O barão de Drummond (João Batista Viana Drummond), proprietário do zoo do RJ, atolado em dívidas com altos custos da alimentação dos animais no local, inovou, e muito, e criou o jogo do bicho. Selecionou os nomes de 25 animais e empreendeu o que seria lógico: organizou-os em 25 grupos, de 1 a 25, com a respectiva numeração (cada bicho tem 4 dezenas), de 01 a 00.

O Brasil passava por forte recessão econômica, e a inflação atingia a todas as classes. Com a Proclamação da República, o zoológico havia perdido a ajuda do Império, e poderia ser fechado. Corria o ano de 1892.

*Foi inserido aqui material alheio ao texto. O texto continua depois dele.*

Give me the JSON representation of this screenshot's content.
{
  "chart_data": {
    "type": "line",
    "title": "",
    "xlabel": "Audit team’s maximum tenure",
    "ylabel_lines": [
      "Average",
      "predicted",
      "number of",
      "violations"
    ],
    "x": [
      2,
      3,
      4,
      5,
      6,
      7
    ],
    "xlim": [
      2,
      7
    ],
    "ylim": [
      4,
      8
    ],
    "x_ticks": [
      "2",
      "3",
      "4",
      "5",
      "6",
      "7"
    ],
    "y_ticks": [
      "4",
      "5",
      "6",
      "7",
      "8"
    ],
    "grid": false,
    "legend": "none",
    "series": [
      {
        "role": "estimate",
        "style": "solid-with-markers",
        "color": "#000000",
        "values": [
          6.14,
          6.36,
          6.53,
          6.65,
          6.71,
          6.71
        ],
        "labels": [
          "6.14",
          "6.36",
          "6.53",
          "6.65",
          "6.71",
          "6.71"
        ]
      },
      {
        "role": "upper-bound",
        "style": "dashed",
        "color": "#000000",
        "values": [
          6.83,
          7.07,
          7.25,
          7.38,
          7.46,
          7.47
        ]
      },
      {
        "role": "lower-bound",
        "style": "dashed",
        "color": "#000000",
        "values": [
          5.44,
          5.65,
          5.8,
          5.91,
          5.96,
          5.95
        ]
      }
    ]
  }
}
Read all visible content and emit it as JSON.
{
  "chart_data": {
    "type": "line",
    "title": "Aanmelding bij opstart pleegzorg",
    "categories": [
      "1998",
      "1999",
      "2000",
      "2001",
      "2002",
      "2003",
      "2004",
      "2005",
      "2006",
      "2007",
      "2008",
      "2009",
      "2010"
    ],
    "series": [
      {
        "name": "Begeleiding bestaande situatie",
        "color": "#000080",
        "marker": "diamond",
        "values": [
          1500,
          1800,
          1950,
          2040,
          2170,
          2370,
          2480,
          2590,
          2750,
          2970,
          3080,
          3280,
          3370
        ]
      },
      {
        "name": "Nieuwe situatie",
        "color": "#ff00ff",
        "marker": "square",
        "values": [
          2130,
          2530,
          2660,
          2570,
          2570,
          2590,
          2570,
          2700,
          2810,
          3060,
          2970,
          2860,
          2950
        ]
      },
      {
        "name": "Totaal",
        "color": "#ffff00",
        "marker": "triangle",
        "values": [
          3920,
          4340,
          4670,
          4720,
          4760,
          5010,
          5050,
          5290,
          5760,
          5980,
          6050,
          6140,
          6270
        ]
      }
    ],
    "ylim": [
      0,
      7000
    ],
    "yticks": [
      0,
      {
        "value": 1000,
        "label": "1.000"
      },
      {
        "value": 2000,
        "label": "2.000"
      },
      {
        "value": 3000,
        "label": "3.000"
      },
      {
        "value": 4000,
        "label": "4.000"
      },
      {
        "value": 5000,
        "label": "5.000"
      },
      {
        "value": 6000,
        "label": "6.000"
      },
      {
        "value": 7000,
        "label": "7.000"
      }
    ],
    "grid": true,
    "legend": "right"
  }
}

Criativo, o barão determinou um prêmio que valia 20 vezes mais o valor do ingresso. Curioso, o visitante começou a se interessar ‘pelo resultado do bicho escolhido’. Ele ‘sorteava’ um bicho e guardava ‘o número’ em um lugar especial e secreto. No final do dia, divulgava o resultado. Parte dos visitantes, interessada, permanecia no zoológico. Aumentou a venda de café, o movimento no restaurante, até recuperando a situação de um hotel que havia dentro do zoo. O jogo do bicho impulsionou os negócios locais.

Depois, foi proibido várias vezes, até ser liberado em 1941, como narra um texto relativo ao assunto. Com altos e baixos, o jogo do bicho se mantém, considerado, hoje, infração penal. Está vivo, e há a expectativa de ser transformado em jogo oficial, pagando-se impostos (os royalties?) ao Governo.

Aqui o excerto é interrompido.